The Oakland programmes served as a propaganda point to enhance the Party’s image, thus potentially giving them more votes. It also was a means of ingratiating themselves with non-working class sectors of “the community” that they needed the support of in order to win elections. Brown noted that Seale’s grocery giveaways meant that “middle-class blacks, heretofore reluctant to support or be identified with the party, began endorsing it and making contributions”. The programme could also settle disputes: the Party once ended a boycott of a local black businessman’s stores after he agreed to donate regularly to the Party’s programmes.
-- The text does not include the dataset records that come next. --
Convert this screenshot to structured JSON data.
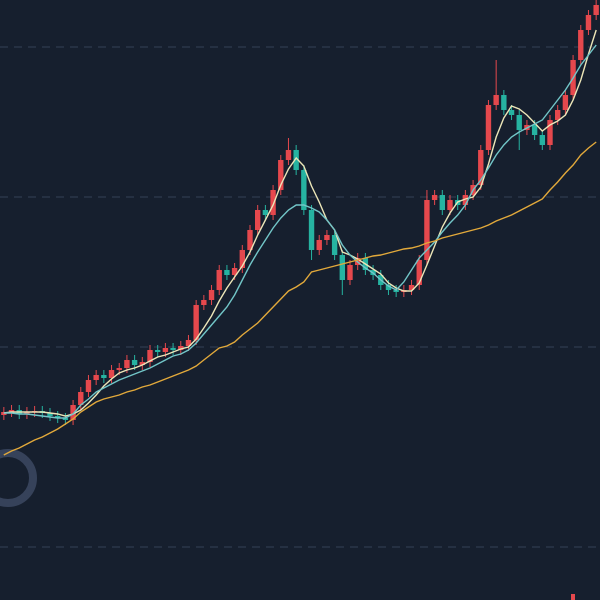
{
  "chart_data": {
    "type": "candlestick",
    "up_color": "#e5484d",
    "down_color": "#26b3a1",
    "ylim": [
      0,
      600
    ],
    "yticks": [
      53,
      253,
      403,
      553
    ],
    "grid": true,
    "open": [
      185,
      188,
      190,
      186,
      188,
      189,
      187,
      184,
      182,
      180,
      195,
      208,
      220,
      225,
      222,
      230,
      232,
      240,
      235,
      238,
      250,
      248,
      252,
      250,
      254,
      260,
      295,
      300,
      310,
      330,
      325,
      332,
      350,
      370,
      390,
      385,
      410,
      440,
      450,
      430,
      390,
      350,
      360,
      365,
      345,
      320,
      335,
      342,
      330,
      325,
      315,
      310,
      308,
      310,
      315,
      340,
      400,
      405,
      390,
      400,
      395,
      405,
      415,
      450,
      495,
      505,
      490,
      485,
      470,
      475,
      465,
      455,
      480,
      490,
      505,
      540,
      570,
      585
    ],
    "high": [
      193,
      195,
      195,
      193,
      194,
      194,
      192,
      189,
      187,
      200,
      213,
      225,
      230,
      230,
      235,
      237,
      245,
      245,
      243,
      255,
      255,
      257,
      257,
      259,
      265,
      300,
      305,
      315,
      335,
      335,
      337,
      355,
      375,
      395,
      395,
      415,
      445,
      462,
      455,
      435,
      395,
      365,
      370,
      370,
      350,
      340,
      347,
      347,
      335,
      330,
      320,
      315,
      315,
      320,
      345,
      410,
      410,
      410,
      405,
      405,
      410,
      420,
      455,
      500,
      540,
      510,
      495,
      490,
      480,
      480,
      470,
      485,
      495,
      510,
      545,
      575,
      590,
      600
    ],
    "low": [
      180,
      183,
      181,
      181,
      183,
      182,
      179,
      177,
      175,
      175,
      190,
      203,
      215,
      217,
      217,
      225,
      227,
      230,
      230,
      233,
      243,
      243,
      245,
      245,
      249,
      255,
      290,
      295,
      305,
      320,
      320,
      327,
      345,
      365,
      380,
      380,
      405,
      435,
      425,
      385,
      340,
      345,
      355,
      340,
      305,
      315,
      330,
      325,
      320,
      310,
      305,
      303,
      303,
      305,
      310,
      335,
      395,
      385,
      385,
      390,
      390,
      400,
      410,
      445,
      490,
      485,
      480,
      450,
      465,
      460,
      450,
      450,
      475,
      485,
      500,
      535,
      565,
      580
    ],
    "close": [
      188,
      190,
      186,
      188,
      189,
      187,
      184,
      182,
      180,
      195,
      208,
      220,
      225,
      222,
      230,
      232,
      240,
      235,
      238,
      250,
      248,
      252,
      250,
      254,
      260,
      295,
      300,
      310,
      330,
      325,
      332,
      350,
      370,
      390,
      385,
      410,
      440,
      450,
      430,
      390,
      350,
      360,
      365,
      345,
      320,
      335,
      342,
      330,
      325,
      315,
      310,
      308,
      310,
      315,
      340,
      400,
      405,
      390,
      400,
      395,
      405,
      415,
      450,
      495,
      505,
      490,
      485,
      470,
      475,
      465,
      455,
      480,
      490,
      505,
      540,
      570,
      585,
      595
    ],
    "lines": [
      {
        "color": "#ece6b8",
        "values": [
          187,
          188,
          188,
          188,
          188,
          188,
          187,
          186,
          184,
          186,
          190,
          197,
          205,
          214,
          221,
          227,
          230,
          232,
          235,
          239,
          243,
          245,
          248,
          251,
          253,
          261,
          272,
          284,
          299,
          312,
          323,
          334,
          348,
          365,
          380,
          395,
          415,
          431,
          442,
          434,
          414,
          398,
          380,
          370,
          348,
          345,
          341,
          336,
          331,
          326,
          317,
          312,
          309,
          309,
          317,
          335,
          354,
          373,
          387,
          398,
          401,
          403,
          413,
          436,
          463,
          482,
          494,
          491,
          485,
          477,
          469,
          475,
          479,
          485,
          500,
          520,
          546,
          570
        ]
      },
      {
        "color": "#72c6c8",
        "values": [
          187,
          187,
          186,
          186,
          185,
          184,
          183,
          182,
          182,
          186,
          195,
          201,
          208,
          212,
          216,
          220,
          223,
          226,
          229,
          232,
          236,
          240,
          244,
          246,
          250,
          257,
          266,
          275,
          284,
          293,
          305,
          320,
          335,
          348,
          360,
          372,
          382,
          390,
          395,
          395,
          392,
          388,
          380,
          370,
          355,
          345,
          338,
          332,
          327,
          320,
          314,
          310,
          318,
          330,
          342,
          350,
          358,
          368,
          377,
          385,
          395,
          410,
          420,
          432,
          445,
          455,
          463,
          468,
          472,
          476,
          480,
          490,
          500,
          510,
          522,
          535,
          545,
          555
        ]
      },
      {
        "color": "#e2a93b",
        "values": [
          145,
          149,
          152,
          156,
          160,
          163,
          167,
          171,
          176,
          181,
          188,
          193,
          198,
          201,
          203,
          205,
          208,
          210,
          213,
          215,
          218,
          221,
          224,
          227,
          230,
          234,
          240,
          246,
          252,
          254,
          258,
          265,
          271,
          277,
          285,
          293,
          301,
          309,
          313,
          318,
          328,
          330,
          332,
          334,
          336,
          338,
          340,
          342,
          344,
          345,
          347,
          349,
          351,
          352,
          354,
          357,
          359,
          362,
          364,
          366,
          368,
          370,
          372,
          375,
          379,
          382,
          385,
          389,
          393,
          397,
          401,
          410,
          418,
          427,
          435,
          445,
          452,
          458
        ]
      }
    ]
  }
}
All quotes in this section taken from either Elaine Brown’s memoir A Taste of Power: A Black Woman’s Story, or JoNina M. Abron’s essay “Serving the People: The Survival Programs of the Black Panther Party”, as published in Charles Jones’ collection The Black Panther Party Reconsidered. Further framing historical material regarding the Panthers’ decline into electoralism and centralism can be found in the sixteenth chapter of Bloom and Martin’s Black Against Empire, “Limits of Heroism”.

Conclusion

When we brought up the ACP’s CUDL front group, we were stressing that service provision isn’t an inherently good tactic in of itself; it’s a question of how it fits into broader strategies. In the case of the ACP – and the Black Panther Party – the strategy is not one that can be seriously endorsed. The emancipation of the working class can only be the task of the working class itself, not a party acting on their behalf.

There are cases where strategy calls for “mutual aid” sorts of activities, or where these activities develop fairly organically in the course of worker struggles. We translated an article from comrades in France about a “people’s McDonalds” cooperative precisely because we think there is plenty we can learn from it and other things like it. In addition, we have no problems admitting that mutual aid in the sense Kropotkin meant it (as opposed to the meaning given by people like Dean Spade) is a key component of all social struggles. Our primary divergence, however, is that we can’t mistake these things as ends in and of themselves, or as things that are inherently revolutionary. This is the easy way out of the hard conversations about strategy that we have to answer in order to move forward. We hope this article encourages further discussion to that end.